Sometimes, I’m not so sure.
A little over a week ago, I blogged about how angry I was that the Bookstore was ripped off by professional thieves, and how impotent I’d felt. A regular commenter then took me to task for bragging about infiltrating Marriott’s employee cafeteria.
Alan wrote:
Yet it’s OK to sneak into another company’s cafeteria, right? Hell, that was thrilling, right?
Don’t you even wonder why that meal you had yesterday was so cheap compared to your cafeteria? That’s because Mariott subsidizes it FOR THEIR EMPLOYEES.
So it’s not “like: if someone I work with found out I was… stealing…”. You DO steal. Just from Mariott. Both posts today painted you as some kind of saint, which you’re not. You’re human and you have flaws.
I’ve certainly never considered myself a saint, and I don’t think one has to be seen as a saint to take a stand against torture and people who break into cars. I’ve certainly got my flaws, and here are some of them:
1. I download music. For free. Yay, BitTorrent!
2. I jaywalk — usually only in the early hours of the morning (like 6am), dashing across Connecticut Avenue so I don’t have to wait for the light. Yes, I’m very careful.
3. If it’s raining out at the Bookstore, I will take an abandoned umbrella from our lost and found.

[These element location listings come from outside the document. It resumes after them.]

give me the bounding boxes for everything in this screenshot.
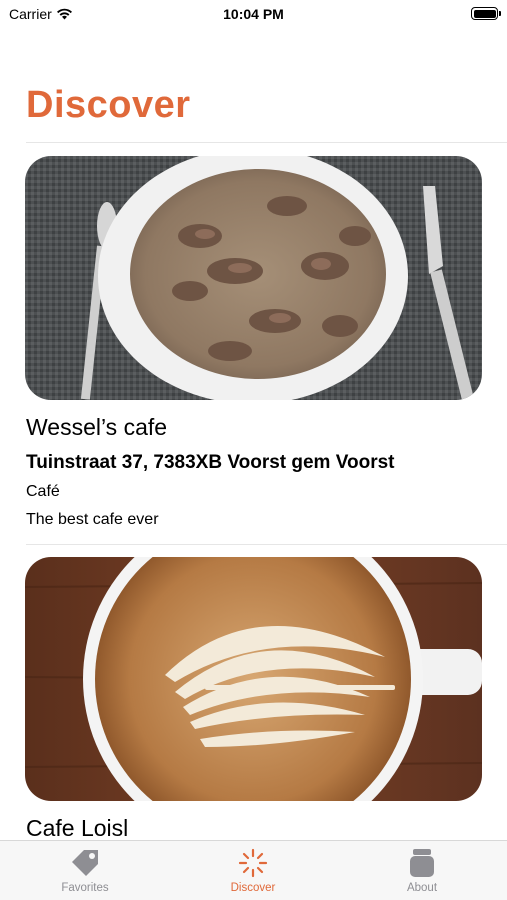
tab-label: Favorites [61,882,109,894]
tab-discover[interactable]: Discover [193,841,313,900]
tab-favorites[interactable]: Favorites [25,841,145,900]
cafe-name[interactable]: Cafe Loisl [26,815,128,842]
tab-label: About [406,882,438,894]
jar-icon [410,849,434,877]
divider [26,142,507,143]
tab-label: Discover [230,882,276,894]
tab-bar: Favorites Discover About [0,840,507,900]
sparkle-icon [238,848,268,878]
cafe-address: Tuinstraat 37, 7383XB Voorst gem Voorst [26,452,395,473]
battery-icon [471,7,501,20]
tag-icon [72,850,98,876]
cafe-name[interactable]: Wessel’s cafe [26,414,167,441]
status-time: 10:04 PM [223,6,284,22]
tab-about[interactable]: About [362,841,482,900]
page-title: Discover [26,84,191,126]
status-bar: Carrier 10:04 PM [0,0,507,30]
cafe-description: The best cafe ever [26,511,159,528]
divider [26,544,507,545]
cafe-image-wessels[interactable] [25,156,482,400]
cafe-category: Café [26,483,60,500]
cafe-image-loisl[interactable] [25,557,482,801]
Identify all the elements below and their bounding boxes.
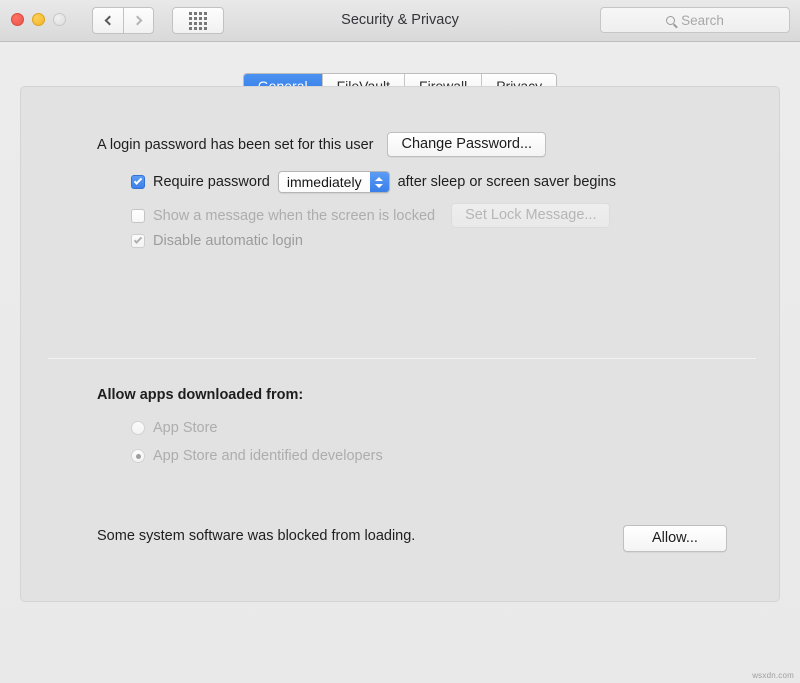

4. I use the discount I get at the Bookstore, sometimes, for purchases that are for coworkers from the Office, or for friends. Technically, this is a no-no.
5. I curse. A lot. I curse at the Office, I (quietly) curse at the Bookstore. I curse in public, and in private.
6. I’m extremely judgemental, although I try not to be. Also, I tend to give myself a lot of breaks that I wouldn’t for someone else doing the exact same thing.
7. I tend to speak without thinking. For example, a friend’s birthday celebration is this Saturday. I bumped into her randomly Monday, and blurted out, “I might not be coming.” Which is true, but I should’ve clarified: “I found out that my hours were increased on Saturday, and I might be too tired to come out after work. But I hope to at least stop by and buy you a celebratory booze.” Because, really, sometimes I’m just a jackass.
7A. In fairness, at the end of a thirteen hour day, I can be kind of non-coherent.
8. I’m a little creepy. Case in point: guy got on the bus last night, sat in front of me. Wasn’t sure if I knew him, e-mailed who I thought it was this morning, no response, I’m sure he thought: “Wow, what a creep.”
On the other hand, I pay my taxes, throw my garbage in the dumpster, and will return your wallet if you lose it. It’ll even have all its money in it. Also, if I work with you, I’m not below smuggling in some Natty Boh so you can have a “pick me up” at lunch.
(I’m not sure if the Boh works in my favor of not).
And then, as fate would have it, feeling in the dumps, I opened my mailbox half an hour ago to find a letter in it from the gentleman whose wallet I found on Sunday, and mailed on Monday. He received the wallet on Tuesday, and was quite generous in his praise.
I don’t know if you can read all that, but he says: “Godly richly bless you in your day to day activities … all things were intact. You are really a man-of-God.” He goes on to write that he works at the National Zoo, and says, “I would be grateful if you could visit me at zoo one day.” I’ve really got no excuse not too, although all this flattery in the letter is embarrassing enough (I mean, it’s been a rough week at work, and a particularly rough day, so I need the boost).
Which is really flattering, and sort of puts to rest my own questioning: y’know, so what if I download music for free? So what if I take advantage of Marriott’s employee cafeteria? So what if I jaywalk? If you lose your wallet, I’ll pay the shipping out of my pocket, because, dammit, I’m a good person.
And someone wants to be my friend! That makes me very happy.